Fundamentally, there is of course no difference between data and code, but for real software infrastructures, there can be a big difference. Apart from obvious things like, as you mentioned, compilation, the biggest issue is this:

Most sufficiently large projects are designed to produce "releases" that are one big bundle, produced in 3-month (or longer) cycles, tested extensively and cannot be changed afterwards except in tightly controlled ways. "Code" most definitely cannot be changed, so anything that does need to be changed has to be factored out and made "configuration data" so that changing it becomes palatable those whose job it is to ensure that a release works.

Of course, in most cases bad configuration data can break a release just as thoroughly as bad code, so the whole thing is largely an illusion - in reality it doesn't matter whether it's code or "configuration data" that changes, what matters is that the interface between the main system and the parts that change is narrow and well-defined enough to give you a good chance that the person who does the change understands all consequences of what he's doing.

This is already harder than most people think when it's really just a few strings and numbers that are configured (I've personally witnessed a production mainframe system crash because it had one boolean value set differently than another system it was talking to). When your "configuration data" contains complex logic, it's almost impossible to achieve. But the situation isn't going to be any better ust because you use a badly-designed ad hoc "rules configuration" language instead of "real" code.


This is a rather philosophical question (which I like) so I'll answer it in a philosophical way: with nothing much to back it up. ;)

Data is the part of a system that can change. Code defines behavior; the way in which data can change into new data.

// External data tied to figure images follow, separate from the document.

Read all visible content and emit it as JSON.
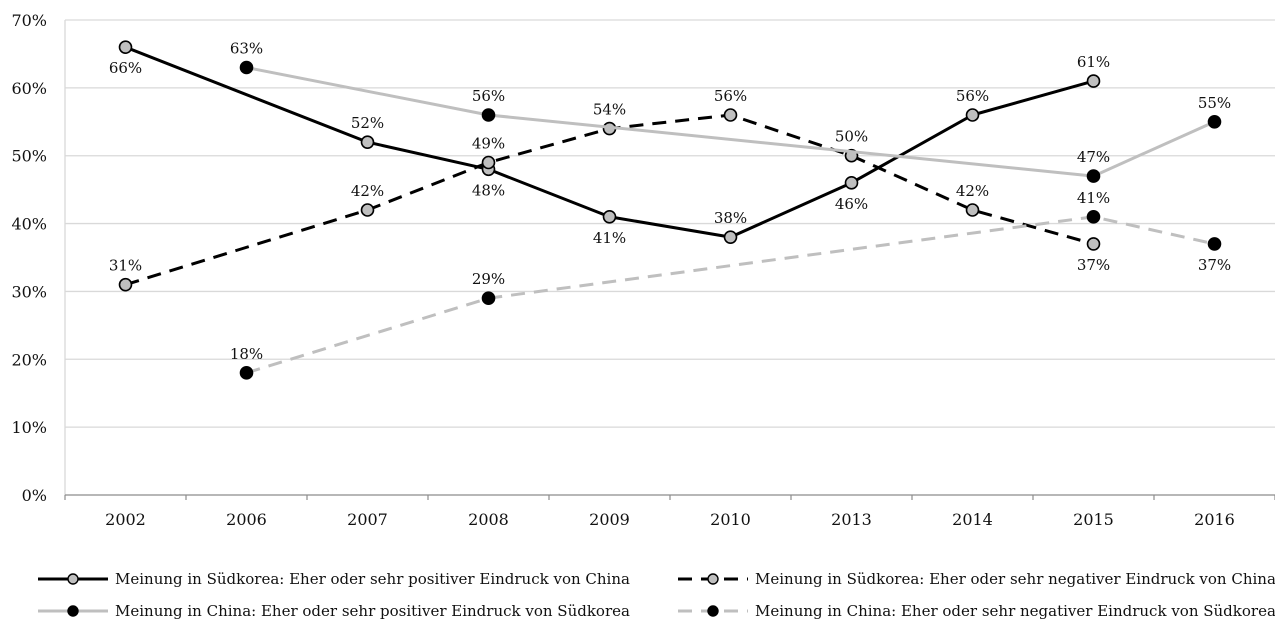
{
  "chart_data": {
    "type": "line",
    "categories": [
      "2002",
      "2006",
      "2007",
      "2008",
      "2009",
      "2010",
      "2013",
      "2014",
      "2015",
      "2016"
    ],
    "ylim": [
      0,
      70
    ],
    "yticks": [
      0,
      10,
      20,
      30,
      40,
      50,
      60,
      70
    ],
    "ytick_labels": [
      "0%",
      "10%",
      "20%",
      "30%",
      "40%",
      "50%",
      "60%",
      "70%"
    ],
    "value_suffix": "%",
    "grid": true,
    "legend_position": "bottom",
    "series": [
      {
        "name": "Meinung in Südkorea: Eher oder sehr positiver Eindruck von China",
        "line_color": "#000000",
        "marker_color": "#bfbfbf",
        "dashed": false,
        "label_side": [
          "below",
          null,
          "above",
          "below",
          "below",
          "above",
          "below",
          "above",
          "above",
          null
        ],
        "values": [
          66,
          null,
          52,
          48,
          41,
          38,
          46,
          56,
          61,
          null
        ]
      },
      {
        "name": "Meinung in Südkorea: Eher oder sehr negativer Eindruck von China",
        "line_color": "#000000",
        "marker_color": "#bfbfbf",
        "dashed": true,
        "label_side": [
          "above",
          null,
          "above",
          "above",
          "above",
          "above",
          "above",
          "above",
          "below",
          null
        ],
        "values": [
          31,
          null,
          42,
          49,
          54,
          56,
          50,
          42,
          37,
          null
        ]
      },
      {
        "name": "Meinung in China: Eher oder sehr positiver Eindruck von Südkorea",
        "line_color": "#bfbfbf",
        "marker_color": "#000000",
        "dashed": false,
        "label_side": [
          null,
          "above",
          null,
          "above",
          null,
          null,
          null,
          null,
          "above",
          "above"
        ],
        "values": [
          null,
          63,
          null,
          56,
          null,
          null,
          null,
          null,
          47,
          55
        ]
      },
      {
        "name": "Meinung in China: Eher oder sehr negativer Eindruck von Südkorea",
        "line_color": "#bfbfbf",
        "marker_color": "#000000",
        "dashed": true,
        "label_side": [
          null,
          "above",
          null,
          "above",
          null,
          null,
          null,
          null,
          "above",
          "below"
        ],
        "values": [
          null,
          18,
          null,
          29,
          null,
          null,
          null,
          null,
          41,
          37
        ]
      }
    ]
  }
}
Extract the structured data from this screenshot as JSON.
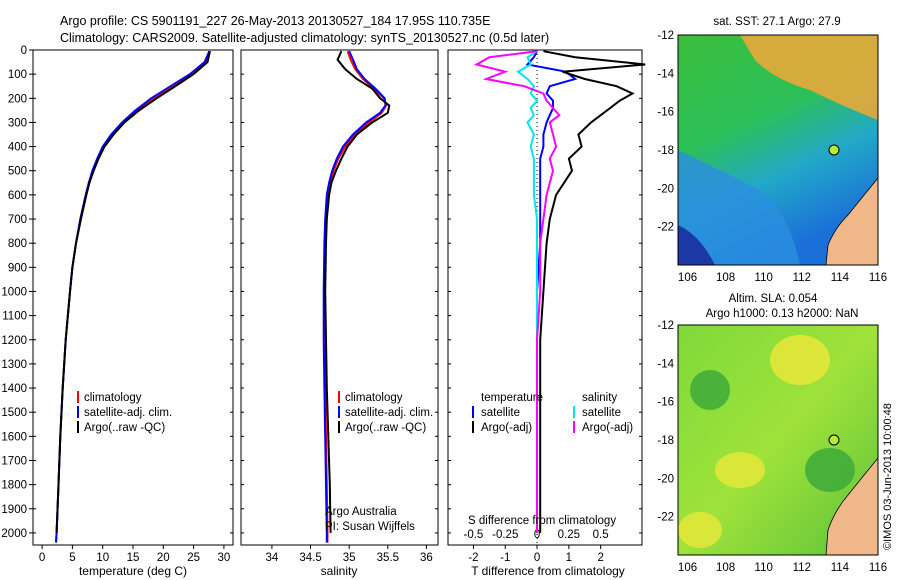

To put it more accurately: Data can be described by two components: a description of what the datum is supposed to represent (for instance, a variable with a name and a type) and a value. The value of the variable can change according to rules defined in code. The description does not change, of course, because if it does, we have a whole new piece of information. The code itself does not change, unless requirements (what we expect of the system) change.

To a compiler (or a VM), code is actually the data on which it performs its operations. However, the to-be-compiled code does not specify behavior for the compiler, the compiler's own code does that.


It all depends on the requirement. If the data is like lookup data and changes frequently you dont really want to do it in code, but things like Day of the Week, should not chnage for the next 200 years or so, so code that.

You might consider changing your topic, as the first thing I thought of when I saw it, was the age old LISP discussion of code vs data. Lucky in Scheme code and data looks the same, but thats about it, you can never accidentally mix code with data as is very possible in LISP with unhygienic macros.